CoreLogic’s DECEMBER Home Value Index reveals that housing values rose another 1.3% in November, taking prices 22.2% higher over the past 12 months. The report also shows that the gap between capital city houses and apartments is now the largest on record!
The November uptick in values has added $126,700 to the median value of an Australian home but the rate of growth is definitely slowing. Virtually every factor that has driven housing values higher has lost some potency in recent months. Fixed mortgage rates are rising, a higher number of listings for sale is taking some of the urgency out of the market for buyers, affordability has become a more substantial barrier to entry and credit is less available.
Monthly change in capital city home values
Brisbane & Adelaide are showing the fastest growth
The capital city trends are showing greater diversity, with Brisbane and Adelaide now recording the fastest pace of growth, while conditions across Sydney and Melbourne have slowed more sharply.

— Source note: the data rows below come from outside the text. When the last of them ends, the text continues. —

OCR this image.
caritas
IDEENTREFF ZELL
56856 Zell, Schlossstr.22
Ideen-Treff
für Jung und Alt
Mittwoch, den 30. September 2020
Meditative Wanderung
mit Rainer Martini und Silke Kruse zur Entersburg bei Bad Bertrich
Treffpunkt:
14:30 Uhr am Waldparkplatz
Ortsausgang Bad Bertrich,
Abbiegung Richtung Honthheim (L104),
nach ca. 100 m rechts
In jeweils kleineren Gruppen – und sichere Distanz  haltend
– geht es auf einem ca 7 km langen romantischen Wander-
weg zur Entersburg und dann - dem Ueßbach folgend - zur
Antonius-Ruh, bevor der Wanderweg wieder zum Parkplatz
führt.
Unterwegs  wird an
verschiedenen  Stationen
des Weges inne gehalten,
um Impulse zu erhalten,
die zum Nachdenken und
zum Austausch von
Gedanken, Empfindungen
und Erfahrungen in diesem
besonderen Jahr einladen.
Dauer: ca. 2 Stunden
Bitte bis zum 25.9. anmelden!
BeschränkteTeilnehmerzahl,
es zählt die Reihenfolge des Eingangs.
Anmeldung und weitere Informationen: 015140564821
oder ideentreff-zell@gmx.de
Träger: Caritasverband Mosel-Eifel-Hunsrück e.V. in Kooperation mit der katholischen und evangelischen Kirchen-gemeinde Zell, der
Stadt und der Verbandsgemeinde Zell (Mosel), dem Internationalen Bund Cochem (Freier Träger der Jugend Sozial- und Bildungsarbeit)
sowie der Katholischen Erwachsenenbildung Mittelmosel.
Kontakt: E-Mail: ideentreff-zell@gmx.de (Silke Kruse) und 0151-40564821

Brisbane and Adelaide are the only capital cities yet to experience a slowdown, with the monthly rate of growth reaching a new cyclical high across both cities in November. Brisbane home Index results as at November 30, 2021 values were up 2.9% in November (highest since Oct 2003) while Adelaide values were up 2.5% (highest since Feb 1993). In dollar terms that equates to a monthly rise of approximately $18,500 and $13,500 respectively based on median values.
Nationally, there are 141,786 houses and apartments currently for sale. It’s still a seller’s market but there is a good chance advertised supply will continue to rise through the rest of summer, creating more choice for buyers.
Housing inventory levels starting to normalise
Different supply dynamics are creating divergent trends across Australian capital cities. In the four-week period to November 28, total stock available for sale across Adelaide was -32.0% lower than the five-year average, and -33.9% lower across Brisbane. Across Sydney and Melbourne however, stock levels have become far more normalised in recent weeks, with Sydney total listings sitting just -2.6% below the five-year average, while stock levels across Melbourne are 7.9% above the five-year average.
Houses still outperforming units
Houses have continued to outperform units, with capital city values up 1.2% and 0.7% respectively over the month. However, the quarterly rate of growth is now the narrowest it has been since October last year, with 1.6 percentage points between the two broad housing types.
Based on median values, capital city houses are now 37.9% more expensive than capital city units – the largest difference on record. In dollar value terms, a capital city house is averaging approximately $240,500 more than a capital city unit. In Sydney, where the gap between house and unit values is the widest, a house costs $523,000 more on average than a unit.